Chickweed is a common plant, particularly throughout Europe and North America. This low-growing annual has a thin hairy stem with pointed oval leaves. It produces small, white, star-shaped flowers throughout much of the year.
Chickweed also is known as mouse-ear, satinflower, starweed, starwort, tongue grass, white bird's-eye, winterweed, and chickenwort.
What is it used for?
Chickweed has been used as a folk remedy for centuries for many conditions, including asthma, blood disorders, conjunctivitis, constipation, inflammation, dyspepsia, skin ailments, and obesity. Chickweed extract has been used internally as a demulcent, but is more typically used externally for the treatment of rashes and sores. The young shoots are edible and have been used as salad greens. In homeopathy, the plant is used to relieve rheumatic pains and psoriasis. Chickweed is noted as a folk remedy for many conditions, including asthma, blood disorders, conjunctivitis, constipation, inflammation, dyspepsia, skin ailments, and obesity.
There is no indication that any of the plant's constituents possess therapeutic activity. Its vitamin content is too low to be of therapeutic value. A review of clinical research suggests that the plant is not actively under investigation, as there are no new pharmacological data to report.
What is the recommended dosage?
There is no recent published clinical evidence to guide dosage of chickweed.

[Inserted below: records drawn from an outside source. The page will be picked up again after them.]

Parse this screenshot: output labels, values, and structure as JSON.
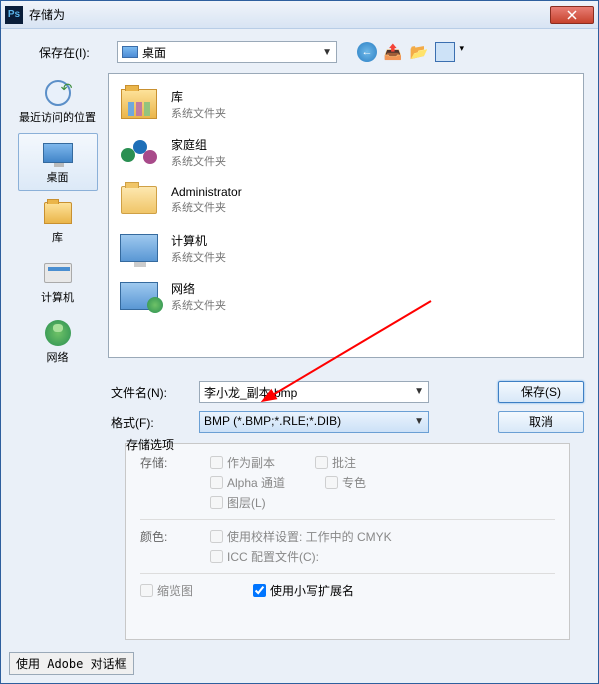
{
  "titlebar": {
    "title": "存储为"
  },
  "toprow": {
    "save_in_label": "保存在(I):",
    "location": "桌面"
  },
  "sidebar": {
    "recent": "最近访问的位置",
    "desktop": "桌面",
    "library": "库",
    "computer": "计算机",
    "network": "网络"
  },
  "filelist": [
    {
      "name": "库",
      "sub": "系统文件夹"
    },
    {
      "name": "家庭组",
      "sub": "系统文件夹"
    },
    {
      "name": "Administrator",
      "sub": "系统文件夹"
    },
    {
      "name": "计算机",
      "sub": "系统文件夹"
    },
    {
      "name": "网络",
      "sub": "系统文件夹"
    }
  ],
  "form": {
    "filename_label": "文件名(N):",
    "filename_value": "李小龙_副本.bmp",
    "format_label": "格式(F):",
    "format_value": "BMP (*.BMP;*.RLE;*.DIB)",
    "save_btn": "保存(S)",
    "cancel_btn": "取消"
  },
  "options": {
    "group_title": "存储选项",
    "store_label": "存储:",
    "as_copy": "作为副本",
    "annotations": "批注",
    "alpha": "Alpha 通道",
    "spot": "专色",
    "layers": "图层(L)",
    "color_label": "颜色:",
    "proof": "使用校样设置: 工作中的 CMYK",
    "icc": "ICC 配置文件(C):",
    "thumbnail": "缩览图",
    "lowercase": "使用小写扩展名"
  },
  "footer": {
    "adobe_btn": "使用 Adobe 对话框"
  }
}
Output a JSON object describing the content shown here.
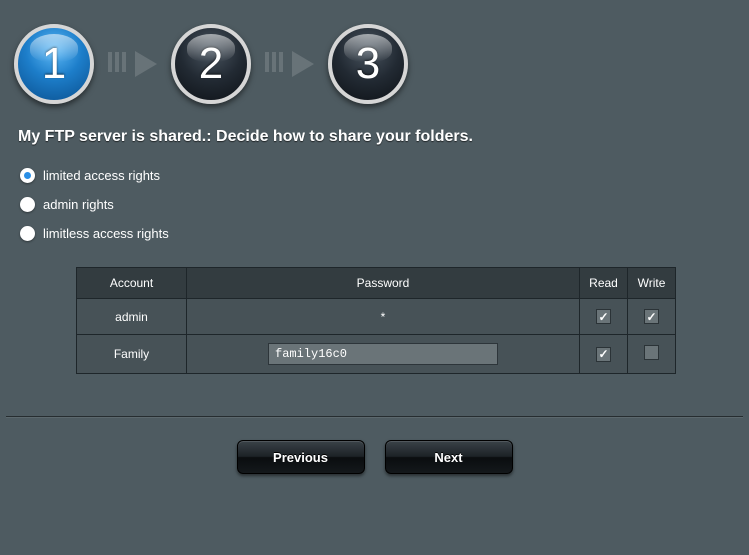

Contraindications have not yet been identified.
Information regarding safety and efficacy in pregnancy and lactation is lacking.
None well documented.
Human cases of paralysis have been reported from large amounts of the infusion.
There is no overwhelming evidence to suggest that chickweed is toxic.
Always consult your healthcare provider to ensure the information displayed on this page applies to your personal circumstances.